Re: large regression for parallel COPY

From: Fabien COELHO <coelho(at)cri(dot)ensmp(dot)fr>
To: Robert Haas <robertmhaas(at)gmail(dot)com>
Cc: Andres Freund <andres(at)anarazel(dot)de>, "pgsql-hackers(at)postgresql(dot)org" <pgsql-hackers(at)postgresql(dot)org>
Subject: Re: large regression for parallel COPY
Date: 2016-04-06 06:48:36
Message-ID: alpine.DEB.2.10.1604060841310.25561@sto
Views: Raw Message | Whole Thread | Download mbox | Resend email
Thread:
Lists: pgsql-hackers


Hello Robert,

> I tried the same test mentioned in the original post on cthulhu (EDB
> machine, CentOS 7.2, 8 sockets, 8 cores per socket, 2 threads per core,
> Xeon E7-8830 @ 2.13 GHz).
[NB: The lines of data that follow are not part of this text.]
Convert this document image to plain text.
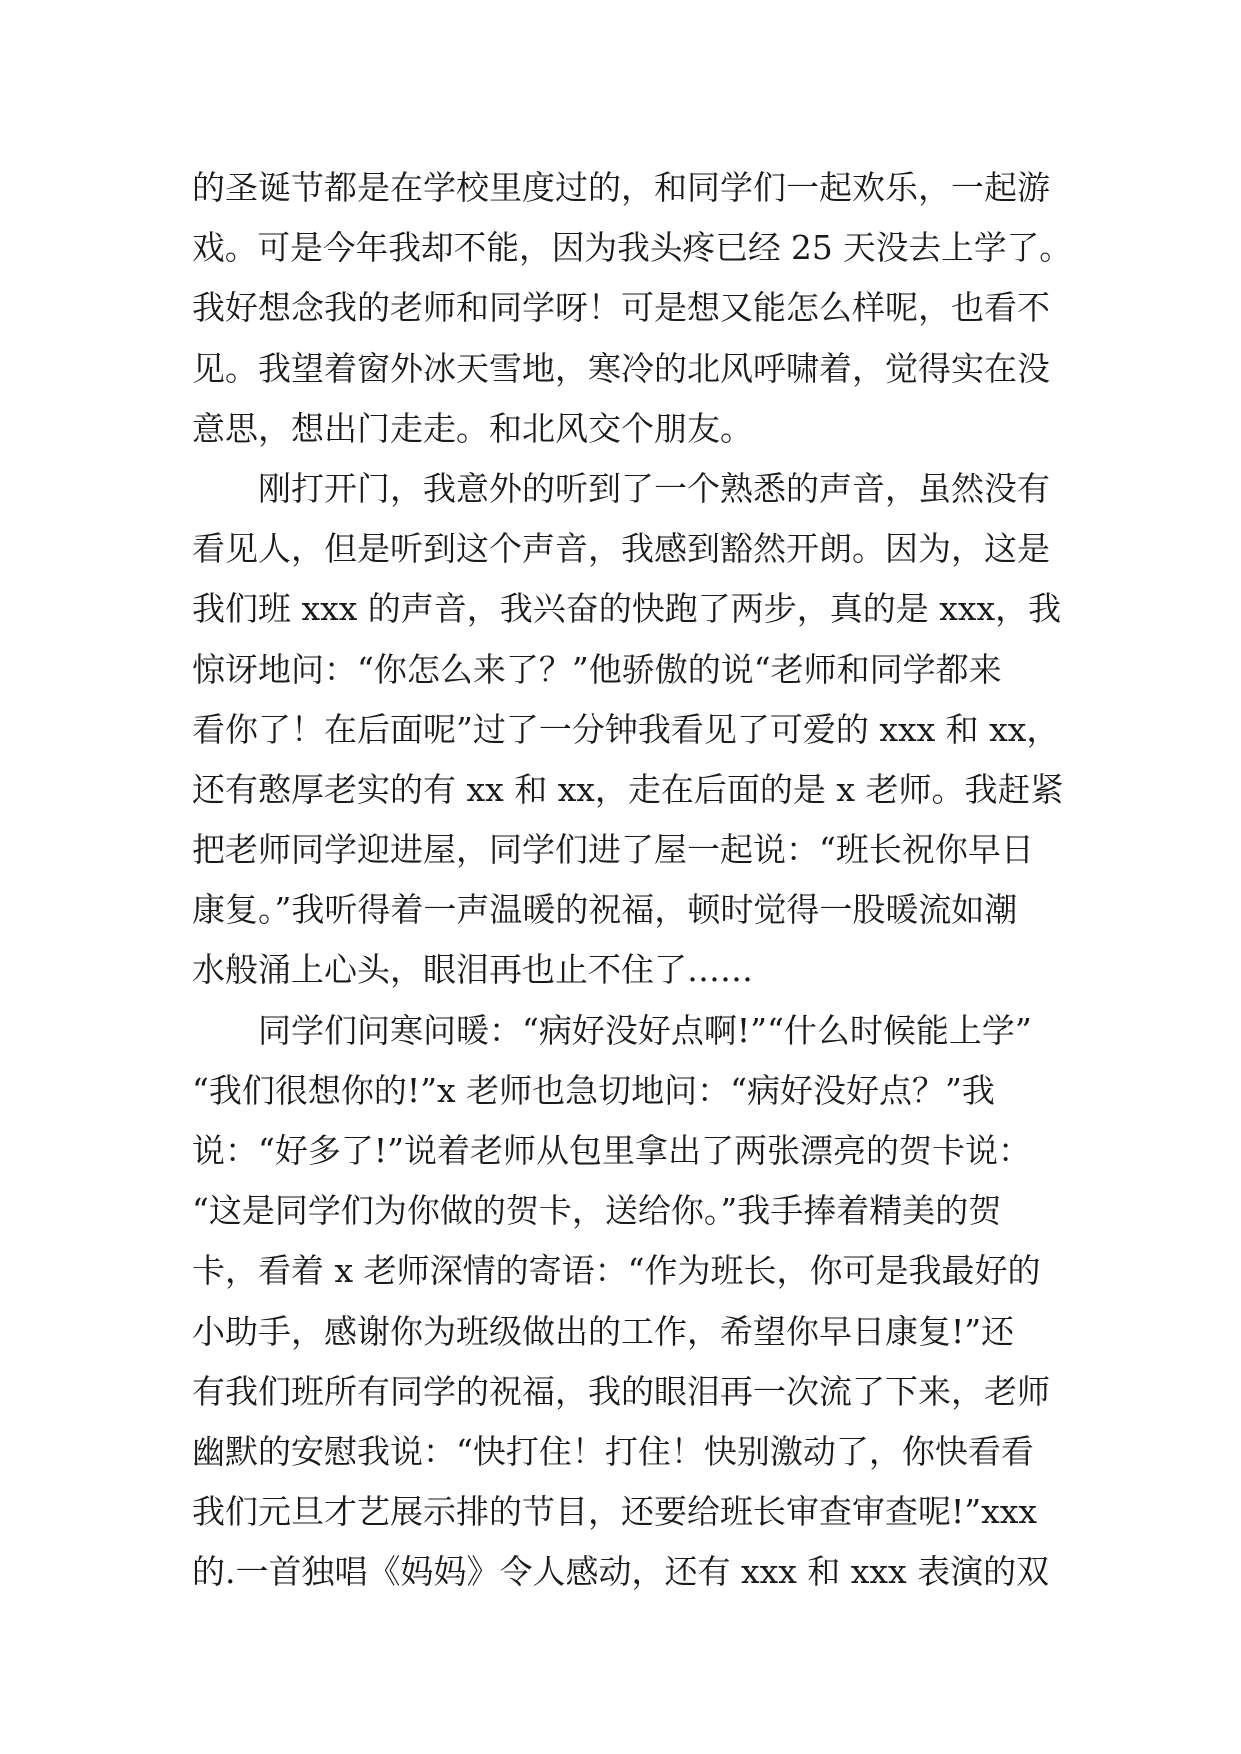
的圣诞节都是在学校里度过的，和同学们一起欢乐，一起游
戏。可是今年我却不能，因为我头疼已经 25 天没去上学了。
我好想念我的老师和同学呀！可是想又能怎么样呢，也看不
见。我望着窗外冰天雪地，寒冷的北风呼啸着，觉得实在没
意思，想出门走走。和北风交个朋友。
刚打开门，我意外的听到了一个熟悉的声音，虽然没有
看见人，但是听到这个声音，我感到豁然开朗。因为，这是
我们班 xxx 的声音，我兴奋的快跑了两步，真的是 xxx，我
惊讶地问：“你怎么来了？”他骄傲的说“老师和同学都来
看你了！在后面呢”过了一分钟我看见了可爱的 xxx 和 xx，
还有憨厚老实的有 xx 和 xx，走在后面的是 x 老师。我赶紧
把老师同学迎进屋，同学们进了屋一起说：“班长祝你早日
康复。”我听得着一声温暖的祝福，顿时觉得一股暖流如潮
水般涌上心头，眼泪再也止不住了……
同学们问寒问暖：“病好没好点啊!”“什么时候能上学”
“我们很想你的!”x 老师也急切地问：“病好没好点？”我
说：“好多了!”说着老师从包里拿出了两张漂亮的贺卡说：
“这是同学们为你做的贺卡，送给你。”我手捧着精美的贺
卡，看着 x 老师深情的寄语：“作为班长，你可是我最好的
小助手，感谢你为班级做出的工作，希望你早日康复!”还
有我们班所有同学的祝福，我的眼泪再一次流了下来，老师
幽默的安慰我说：“快打住！打住！快别激动了，你快看看
我们元旦才艺展示排的节目，还要给班长审查审查呢!”xxx
的.一首独唱《妈妈》令人感动，还有 xxx 和 xxx 表演的双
I attempted to test both the effects of
> multi_extend_v21 and the *_flush_after settings.

I'm not sure of {backend,writer}_flush_after intrinsic effectiveness,
especially on HDDs, because although for the checkpointer
(checkpoint_flush_after) there is a great deal of effort to generate large
sequential writes, there is no such provisions for other write activities.
I'm not sure how the write activity of the "parallel" copy is organized,
but that sounds like it will generate less sequential writes than before,
and the negative performance impact could be accentuated by flushing.

This might suggest that the benefit of these two settings are more
irregular/hard to predict, so their default value should be 0 (aka off)?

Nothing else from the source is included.